Paradoxe : il n’est absolument pas exclu que le sondage dise juste en suggérant une fascisation des esprits. On en a d’autres indices. Mais faut-il faire ce constat avec des outils aussi faux et donc des données fausses ? D’autres ont déjà et sans sondages diagnostiqué la droitisation et la montée des valeurs autoritaires. Peu importe l’exactitude plaideront les adeptes du positivisme instrumental. Encore faudrait-il que cela n’aille pas de pair avec une conception anthropologique méprisante, fausse et coupable. Méprisante : il faut avoir une bien piètre idée des citoyens pour les soumettre à une manipulation aussi grossière. Fausse : parce que l’opinion n’est pas fixe ni consistante chez une même personne qui peut nourrir des opinions diverses voire contradictoires selon les moments, selon la méthode d’interrogation et même ne pas avoir d’opinion sur tout. Chacun peut le tester sur soi-même (encore une curieuse cécité). Cette conception rudimentaire est surtout fausse car l’opinion n’est pas spontanée mais formée et il faut prendre en compte le processus de production de cette opinion autoritaire par les sondages et leurs commentaires, partiellement objective, partiellement artefactuelle et partiellement performative. Autrement dit, il est vrai que les sondeurs et les commentateurs acritiques enregistrent aussi, en l’exagérant leur œuvre. Coupable : ils ne décrivent pas seulement le mouvement de fascisation des esprits, ils le produisent en banalisant les énoncés les plus biaisés, involontairement (les naïfs) et volontairement (les cyniques). Comme les critiques et mêmes des sondeurs (Jean Stoetzel en 1973) le pressentent depuis longtemps, les sondages sont devenus une arme puissante contre la démocratie. On rappelle qu’une proposition de loi sénatoriale comprenant notamment l’interdiction des sondages politiques rémunérés attend toujours d’être inscrite à l’ordre du jour de l’Assemblée nationale. Face à la menace, le temps presse.

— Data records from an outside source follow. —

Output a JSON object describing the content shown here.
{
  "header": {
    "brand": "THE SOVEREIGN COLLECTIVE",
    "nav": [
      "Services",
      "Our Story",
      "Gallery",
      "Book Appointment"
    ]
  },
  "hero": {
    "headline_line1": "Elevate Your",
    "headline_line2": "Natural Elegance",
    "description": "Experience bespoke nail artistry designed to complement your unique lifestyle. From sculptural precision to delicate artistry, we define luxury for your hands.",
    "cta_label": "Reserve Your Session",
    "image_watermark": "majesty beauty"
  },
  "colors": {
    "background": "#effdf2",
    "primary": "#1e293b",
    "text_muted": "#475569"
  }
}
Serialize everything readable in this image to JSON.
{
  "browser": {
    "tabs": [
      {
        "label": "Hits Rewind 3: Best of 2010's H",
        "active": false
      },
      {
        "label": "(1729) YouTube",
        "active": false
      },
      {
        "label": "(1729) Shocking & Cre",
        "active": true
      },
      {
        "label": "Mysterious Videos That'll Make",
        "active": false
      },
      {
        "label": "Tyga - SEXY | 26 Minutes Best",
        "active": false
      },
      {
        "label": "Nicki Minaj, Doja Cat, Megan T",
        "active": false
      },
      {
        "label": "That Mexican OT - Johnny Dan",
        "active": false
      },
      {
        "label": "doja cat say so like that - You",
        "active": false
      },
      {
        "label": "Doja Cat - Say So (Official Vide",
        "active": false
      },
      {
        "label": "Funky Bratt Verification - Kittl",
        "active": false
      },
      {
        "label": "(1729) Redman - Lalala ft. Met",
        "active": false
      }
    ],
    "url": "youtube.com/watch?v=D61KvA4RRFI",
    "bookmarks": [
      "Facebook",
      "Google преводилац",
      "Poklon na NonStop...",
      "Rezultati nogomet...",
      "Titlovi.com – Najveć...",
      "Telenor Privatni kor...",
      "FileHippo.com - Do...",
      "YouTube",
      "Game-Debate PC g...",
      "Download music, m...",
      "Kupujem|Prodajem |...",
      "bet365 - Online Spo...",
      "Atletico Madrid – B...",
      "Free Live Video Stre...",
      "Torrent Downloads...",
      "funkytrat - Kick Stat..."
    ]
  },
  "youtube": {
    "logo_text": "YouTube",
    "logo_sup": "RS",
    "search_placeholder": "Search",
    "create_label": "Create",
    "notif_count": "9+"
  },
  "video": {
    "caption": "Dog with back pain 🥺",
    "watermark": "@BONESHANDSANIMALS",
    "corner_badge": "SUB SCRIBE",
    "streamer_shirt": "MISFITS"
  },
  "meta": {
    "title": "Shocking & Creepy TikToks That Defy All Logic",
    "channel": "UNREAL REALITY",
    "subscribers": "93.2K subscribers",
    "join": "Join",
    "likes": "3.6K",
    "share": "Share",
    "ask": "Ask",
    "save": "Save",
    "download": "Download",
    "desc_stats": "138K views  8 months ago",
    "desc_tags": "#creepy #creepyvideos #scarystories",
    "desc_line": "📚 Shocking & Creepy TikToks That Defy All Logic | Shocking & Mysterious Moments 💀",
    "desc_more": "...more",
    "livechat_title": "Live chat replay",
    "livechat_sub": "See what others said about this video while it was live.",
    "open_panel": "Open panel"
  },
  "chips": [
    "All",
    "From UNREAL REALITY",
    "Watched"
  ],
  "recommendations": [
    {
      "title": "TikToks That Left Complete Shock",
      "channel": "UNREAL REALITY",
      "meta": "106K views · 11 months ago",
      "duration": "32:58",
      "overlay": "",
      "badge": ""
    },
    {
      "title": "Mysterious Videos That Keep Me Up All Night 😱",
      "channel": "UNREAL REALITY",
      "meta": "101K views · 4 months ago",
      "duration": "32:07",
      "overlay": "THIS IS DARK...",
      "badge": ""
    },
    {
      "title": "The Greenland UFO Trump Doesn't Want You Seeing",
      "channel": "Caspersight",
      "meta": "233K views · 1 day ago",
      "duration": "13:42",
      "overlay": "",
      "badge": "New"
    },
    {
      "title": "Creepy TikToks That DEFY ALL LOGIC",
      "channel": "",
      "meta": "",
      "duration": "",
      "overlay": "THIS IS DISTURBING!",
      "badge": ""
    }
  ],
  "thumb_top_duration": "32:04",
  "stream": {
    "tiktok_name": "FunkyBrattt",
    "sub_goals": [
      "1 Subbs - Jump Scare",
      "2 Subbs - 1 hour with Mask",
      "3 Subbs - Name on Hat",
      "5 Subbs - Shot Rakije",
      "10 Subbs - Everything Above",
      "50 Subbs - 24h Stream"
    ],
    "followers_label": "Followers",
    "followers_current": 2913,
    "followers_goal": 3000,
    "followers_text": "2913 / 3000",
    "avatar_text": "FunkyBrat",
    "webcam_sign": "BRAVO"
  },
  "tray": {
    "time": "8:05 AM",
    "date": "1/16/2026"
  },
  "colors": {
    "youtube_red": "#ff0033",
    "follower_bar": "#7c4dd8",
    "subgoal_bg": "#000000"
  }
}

[1Depuis les travaux de Philip Converse aucune étude scientifique n’a démenti le faible niveau de compétence politique, cf. « The Nature of Mass Beliefs in Mass Publics », in David E. Apter (ed.), Ideology and Discontent, New York, The Free Press, 1964, p. 206-261.

[2Cf. le baromètre Cevipof-OpinionWay in Misère de la politologie.